Ergänzender Artikel zu:
Abspaltungen Richtung Mitte

Partikularistischer Unabhängigkeitswille

Die Träger der Bewegung gegen die Hochspannungsleitung in den 1920er-Jahren waren in den kleinbürgerlichen Schichten des oberen Baselbiets zu finden, vor allem bei den wirtschaftlich bedrohten Heimposamenterinnen und -posamentern, den Kleinbauern und den Gewerbetreibenden. Ihr Widerstand galt nicht nur dem konkreten Projekt, sondern dem durch die Leitung symbolisierten gesellschaftlichen Wandel.

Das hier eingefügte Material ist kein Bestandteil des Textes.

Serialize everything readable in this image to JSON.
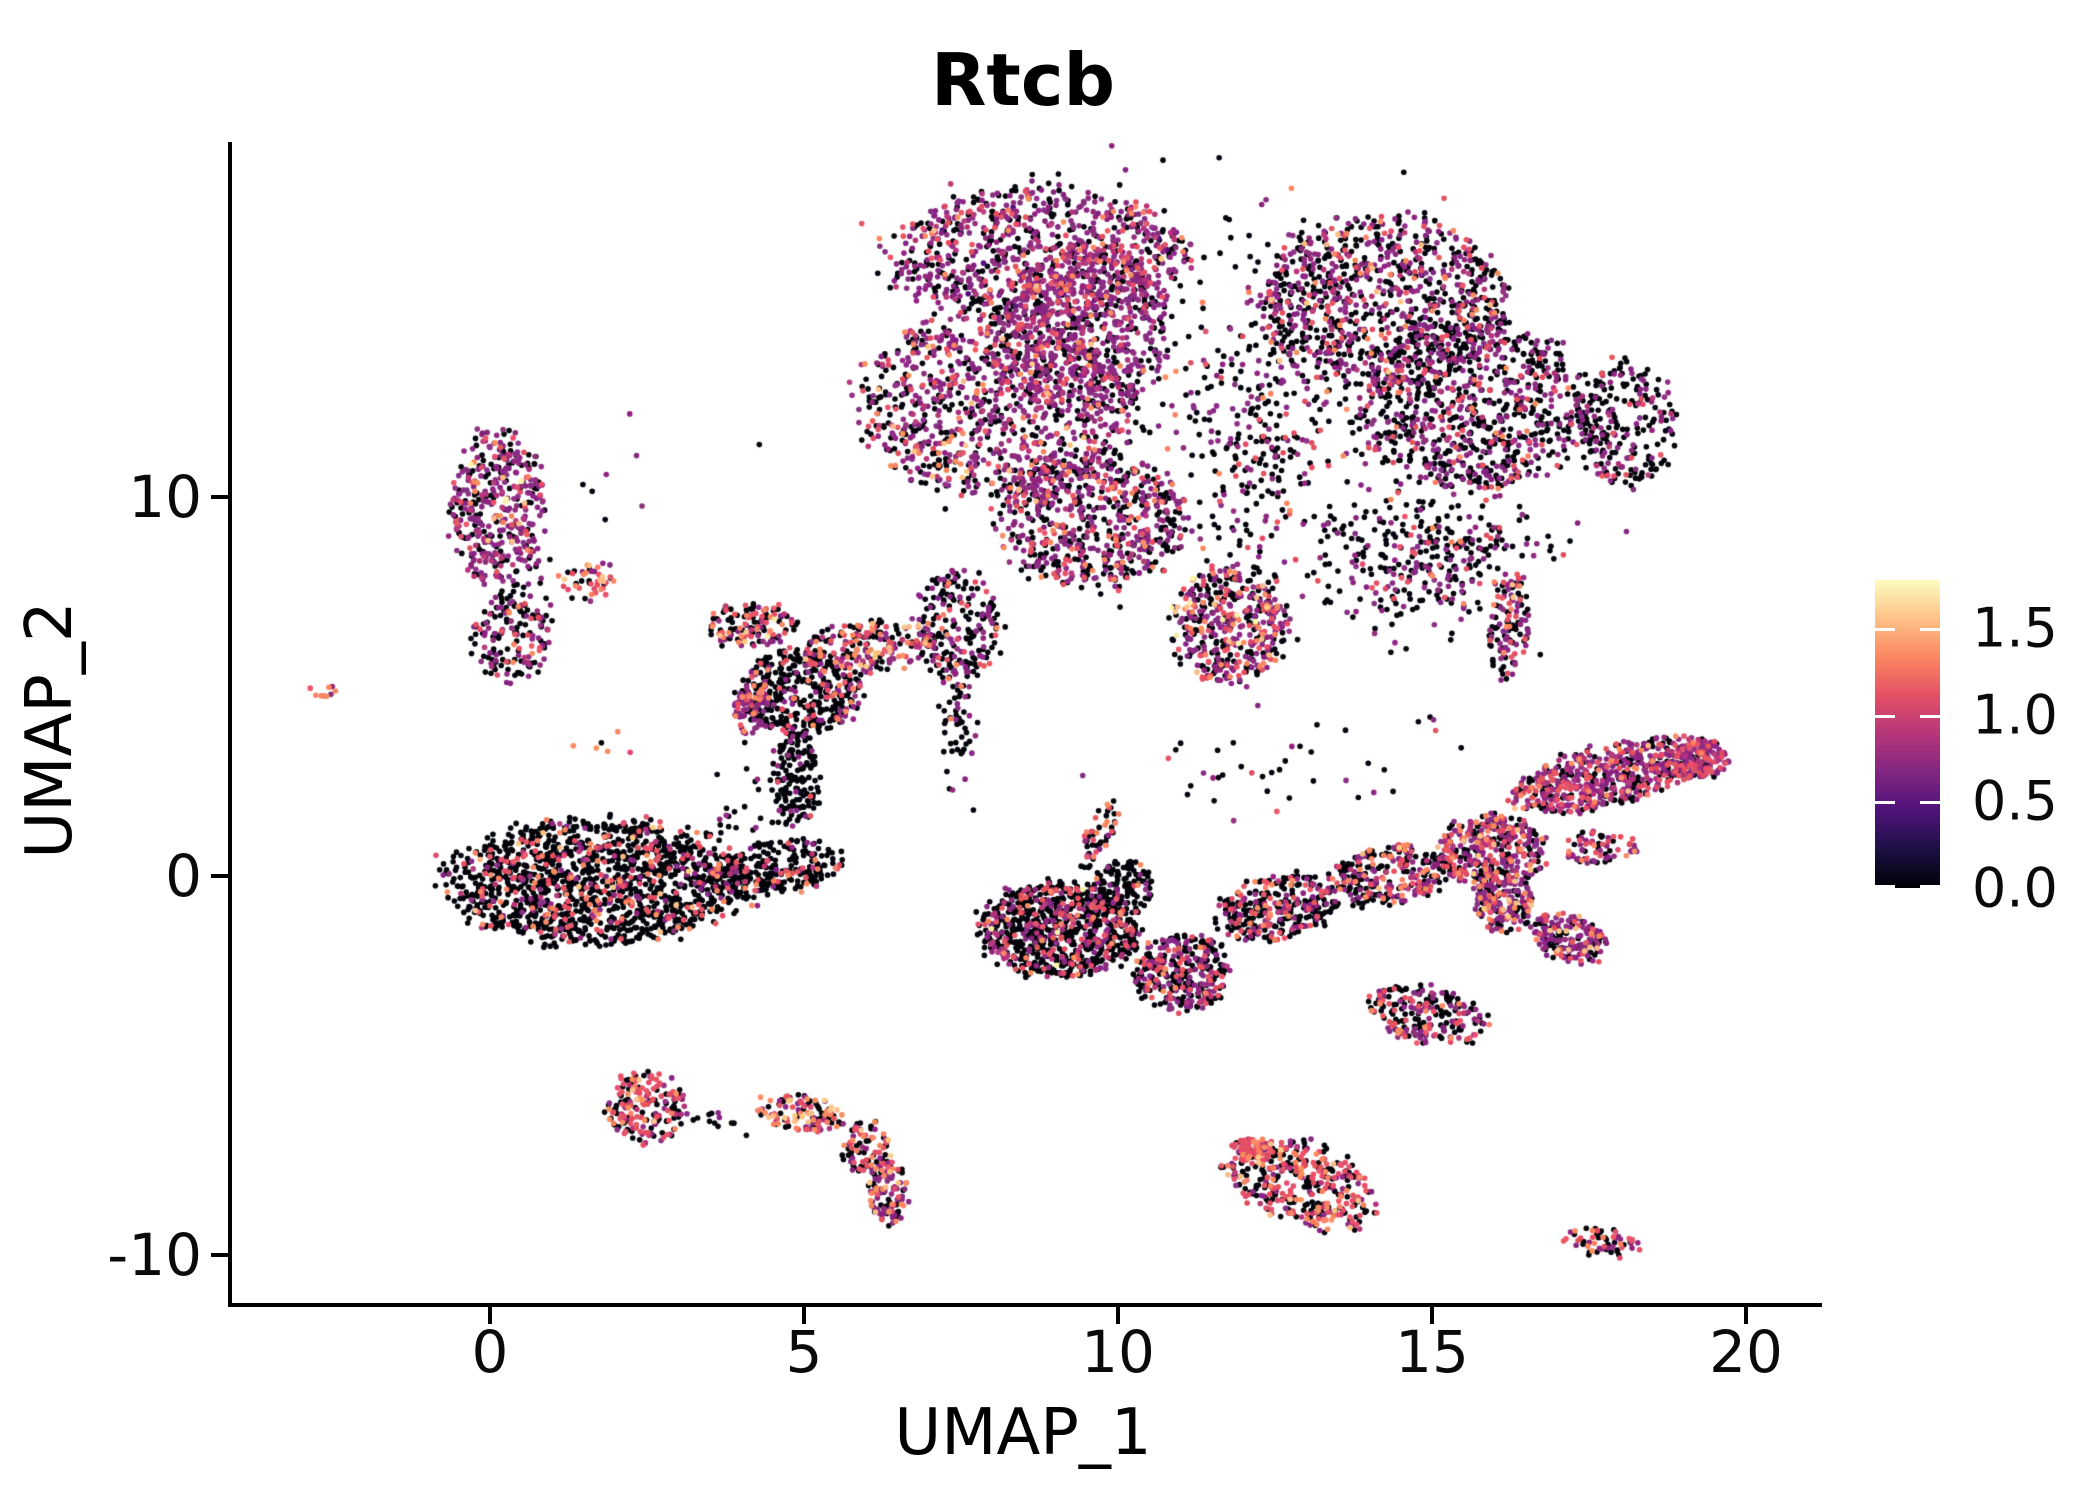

Die Hochspannungsleitung stand für moderne industrielle Produktionsformen und internationale Konkurrenz sowie für die Eingriffe des Sozial- und Interventionsstaates in den individuellen Interessenbereich. Beides nahmen viele Menschen im Oberbaselbiet als Bedrohung wahr. Dagegen verteidigten sie ein Idealbild von Produktions- und Lebensformen, das nur noch zum Teil mit ihrer Wirklichkeit übereinstimmte. Diese Abwehrhaltung bezeichnete der Historiker Ueli Bürgi 1984 als «partikularistischen Unabhängigkeitswillen». Dabei sei der hohe Stellenwert des kleinbürgerlichen Unabhängigkeitsgefühls wesentlich. Nicht nur ökonomische Selbständigkeit, sondern auch politische Handlungsfreiheit sei damit gemeint. In erster Linie richte sich der partikularistische Unabhängigkeitswille gegen jede Bestimmung von oben. Er beinhalte kleinbürgerliche Vorstellungen einer echten Demokratie, in der die Politik nach dem Willen der freien Individuen, das heisst von unten bestimmt werde. Gleichzeitig aber komme im Partikularismus auch die Ablehnung des Anderen und des Fremden zum Ausdruck.(1)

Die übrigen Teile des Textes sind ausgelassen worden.